The logic of a sympathetic simultaneity between cultural and economic value runs as follows. Once both were strong; now both are weak. ‘Our culture’ was trumpeted as one of the ‘core values’ that distinguished us from our competitors. So was our profitability. Now our valuation is at an all-time low, and so is the mood in the office. Once both were also thought to be transgressive; now both play by the rules. Ours was a business sector that showed such continuously anomalous relationships between established valuation ratios and stock prices that many believed that we were entering a new economic age, in which the old rules no longer applied. Now people show up on time and play golf.

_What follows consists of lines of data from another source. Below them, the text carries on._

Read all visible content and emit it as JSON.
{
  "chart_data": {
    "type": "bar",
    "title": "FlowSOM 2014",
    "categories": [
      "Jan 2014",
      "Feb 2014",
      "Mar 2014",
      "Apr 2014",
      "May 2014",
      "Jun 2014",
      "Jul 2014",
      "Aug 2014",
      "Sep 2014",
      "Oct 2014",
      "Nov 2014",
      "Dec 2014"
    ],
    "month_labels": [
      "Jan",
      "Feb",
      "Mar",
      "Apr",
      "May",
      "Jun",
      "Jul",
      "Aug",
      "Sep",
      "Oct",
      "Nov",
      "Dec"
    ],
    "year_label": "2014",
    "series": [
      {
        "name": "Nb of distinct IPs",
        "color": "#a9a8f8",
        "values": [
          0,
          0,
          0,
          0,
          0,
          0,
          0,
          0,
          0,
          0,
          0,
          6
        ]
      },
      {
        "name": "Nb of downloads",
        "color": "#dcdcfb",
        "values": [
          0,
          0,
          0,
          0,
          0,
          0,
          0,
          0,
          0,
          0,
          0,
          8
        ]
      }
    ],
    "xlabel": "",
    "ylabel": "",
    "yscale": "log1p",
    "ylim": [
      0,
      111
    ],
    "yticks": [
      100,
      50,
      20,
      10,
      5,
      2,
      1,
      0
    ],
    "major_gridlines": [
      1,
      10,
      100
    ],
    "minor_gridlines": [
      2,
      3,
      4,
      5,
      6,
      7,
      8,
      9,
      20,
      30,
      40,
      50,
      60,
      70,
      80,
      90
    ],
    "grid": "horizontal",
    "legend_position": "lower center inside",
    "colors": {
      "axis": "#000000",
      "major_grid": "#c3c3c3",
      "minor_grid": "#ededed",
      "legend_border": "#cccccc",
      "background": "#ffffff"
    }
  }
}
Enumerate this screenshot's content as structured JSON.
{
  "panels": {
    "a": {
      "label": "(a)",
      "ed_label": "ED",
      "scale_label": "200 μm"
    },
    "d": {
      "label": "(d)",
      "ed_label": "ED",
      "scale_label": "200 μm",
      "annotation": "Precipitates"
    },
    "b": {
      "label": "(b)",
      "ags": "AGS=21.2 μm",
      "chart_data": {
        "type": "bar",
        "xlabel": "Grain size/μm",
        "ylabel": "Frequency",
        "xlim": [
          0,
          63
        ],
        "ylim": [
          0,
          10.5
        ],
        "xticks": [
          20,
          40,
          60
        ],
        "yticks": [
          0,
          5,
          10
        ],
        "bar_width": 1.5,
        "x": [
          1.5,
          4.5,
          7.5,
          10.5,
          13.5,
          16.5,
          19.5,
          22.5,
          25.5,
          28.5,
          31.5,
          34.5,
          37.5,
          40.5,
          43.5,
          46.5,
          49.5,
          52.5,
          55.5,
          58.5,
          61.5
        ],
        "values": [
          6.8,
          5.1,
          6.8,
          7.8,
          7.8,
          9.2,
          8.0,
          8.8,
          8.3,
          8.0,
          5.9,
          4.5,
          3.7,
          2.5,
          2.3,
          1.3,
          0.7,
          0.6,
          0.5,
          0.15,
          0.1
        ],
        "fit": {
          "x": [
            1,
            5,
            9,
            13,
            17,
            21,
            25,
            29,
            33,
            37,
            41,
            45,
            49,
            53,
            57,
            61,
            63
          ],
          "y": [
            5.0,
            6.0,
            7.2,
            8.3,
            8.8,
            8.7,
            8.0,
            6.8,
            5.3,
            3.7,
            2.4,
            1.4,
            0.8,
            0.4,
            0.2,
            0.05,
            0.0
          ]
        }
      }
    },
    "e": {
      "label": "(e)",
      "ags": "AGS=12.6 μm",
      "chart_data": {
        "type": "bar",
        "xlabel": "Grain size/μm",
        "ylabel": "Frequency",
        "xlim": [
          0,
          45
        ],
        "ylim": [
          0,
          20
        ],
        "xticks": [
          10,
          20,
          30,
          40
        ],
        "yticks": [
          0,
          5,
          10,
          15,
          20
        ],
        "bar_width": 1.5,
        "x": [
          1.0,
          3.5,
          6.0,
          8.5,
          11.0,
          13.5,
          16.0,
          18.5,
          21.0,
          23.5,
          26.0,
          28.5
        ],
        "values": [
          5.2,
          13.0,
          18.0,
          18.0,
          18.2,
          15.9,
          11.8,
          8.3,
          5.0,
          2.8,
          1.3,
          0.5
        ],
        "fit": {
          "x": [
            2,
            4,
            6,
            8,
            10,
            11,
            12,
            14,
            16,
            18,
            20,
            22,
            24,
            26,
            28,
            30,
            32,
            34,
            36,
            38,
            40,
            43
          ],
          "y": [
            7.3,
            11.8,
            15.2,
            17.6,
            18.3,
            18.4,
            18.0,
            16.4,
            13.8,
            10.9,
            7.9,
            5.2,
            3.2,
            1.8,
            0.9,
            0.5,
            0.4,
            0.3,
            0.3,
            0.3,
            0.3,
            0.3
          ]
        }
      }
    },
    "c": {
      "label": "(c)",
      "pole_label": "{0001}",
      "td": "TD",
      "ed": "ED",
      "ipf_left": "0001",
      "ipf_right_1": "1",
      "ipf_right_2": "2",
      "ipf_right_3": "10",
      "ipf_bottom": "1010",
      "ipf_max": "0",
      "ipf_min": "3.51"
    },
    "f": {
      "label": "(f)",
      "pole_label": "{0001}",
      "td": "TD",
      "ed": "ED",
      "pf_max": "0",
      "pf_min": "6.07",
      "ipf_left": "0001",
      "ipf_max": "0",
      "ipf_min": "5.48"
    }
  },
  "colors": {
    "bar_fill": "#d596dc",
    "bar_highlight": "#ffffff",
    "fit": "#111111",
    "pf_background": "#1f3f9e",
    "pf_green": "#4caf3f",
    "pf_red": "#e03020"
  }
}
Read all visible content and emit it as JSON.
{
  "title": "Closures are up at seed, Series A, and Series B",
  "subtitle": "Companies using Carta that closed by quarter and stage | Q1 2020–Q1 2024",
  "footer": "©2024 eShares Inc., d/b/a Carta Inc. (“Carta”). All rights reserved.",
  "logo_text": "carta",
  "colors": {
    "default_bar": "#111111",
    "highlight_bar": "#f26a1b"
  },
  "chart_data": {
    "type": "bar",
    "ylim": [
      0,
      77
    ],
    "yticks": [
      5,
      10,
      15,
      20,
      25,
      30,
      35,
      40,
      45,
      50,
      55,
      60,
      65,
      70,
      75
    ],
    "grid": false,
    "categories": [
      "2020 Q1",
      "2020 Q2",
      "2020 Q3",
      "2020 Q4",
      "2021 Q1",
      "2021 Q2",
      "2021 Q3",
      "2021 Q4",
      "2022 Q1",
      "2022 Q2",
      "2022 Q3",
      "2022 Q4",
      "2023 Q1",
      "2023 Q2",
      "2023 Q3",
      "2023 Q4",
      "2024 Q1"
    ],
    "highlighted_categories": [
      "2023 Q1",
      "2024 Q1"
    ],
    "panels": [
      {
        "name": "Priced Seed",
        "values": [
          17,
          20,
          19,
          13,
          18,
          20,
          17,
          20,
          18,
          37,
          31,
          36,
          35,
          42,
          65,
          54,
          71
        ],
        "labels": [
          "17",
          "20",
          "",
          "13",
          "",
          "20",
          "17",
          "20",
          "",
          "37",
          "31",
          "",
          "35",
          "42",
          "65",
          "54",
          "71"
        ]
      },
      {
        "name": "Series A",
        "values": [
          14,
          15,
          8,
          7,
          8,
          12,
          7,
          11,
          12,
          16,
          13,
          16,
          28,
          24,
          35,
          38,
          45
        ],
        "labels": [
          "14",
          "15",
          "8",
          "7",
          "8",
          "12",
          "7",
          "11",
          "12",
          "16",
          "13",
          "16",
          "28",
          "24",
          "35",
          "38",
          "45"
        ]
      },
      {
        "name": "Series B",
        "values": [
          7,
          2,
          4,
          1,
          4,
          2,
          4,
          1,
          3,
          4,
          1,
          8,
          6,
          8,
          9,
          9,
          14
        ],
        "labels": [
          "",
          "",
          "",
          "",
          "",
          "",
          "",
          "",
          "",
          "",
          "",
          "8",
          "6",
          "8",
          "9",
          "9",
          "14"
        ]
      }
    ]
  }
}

But was our past culture the source of our past profit? Did our company succeed economically in the past because it broke the economic rules? Can profitability be regained by a reinvigoration of the cultural life of the past? Here, the cargo cult ideal has been made real: we are using digital communication forms to overcome a profound unease with historicity, turning back time to invoke a mythic past – one of egalitarian access to power. The moral site launches – all can communicate, but only the leader can moderate. We try to force the transient to become permanent by instantiating nostalgia for history. The call goes out by email: take off your headphones and turn your music up loud every Thursday, in the hope that the old will hear you and return to their old haunts, bringing with them herds of client buffalo. Sponsor an art month and a talent show. Act alternative, and maybe the old (new) P/E ratios will return.

Transience was once lauded – everything was changing, and that was a good thing, because a new paradigm was emerging that would shift the balance of power. Now transience is feared – everything is changing, and that’s a bad thing, because the change was supposed to create stability, not more flux. The reason we wanted to redistribute power was that we wanted more of it – not so we could upset it, but so we could wield it. So what’s new?

Corinna Snyder <>

>>Images-Gustav Klutsis, 1931. The USSR is the crack brigade of the world proletariat-E. Mirzoev, 1938. A giant Stalin amid Azerbaijani peoples celebrating the anniversary of the introduction of the new constitution of the Soviet Union.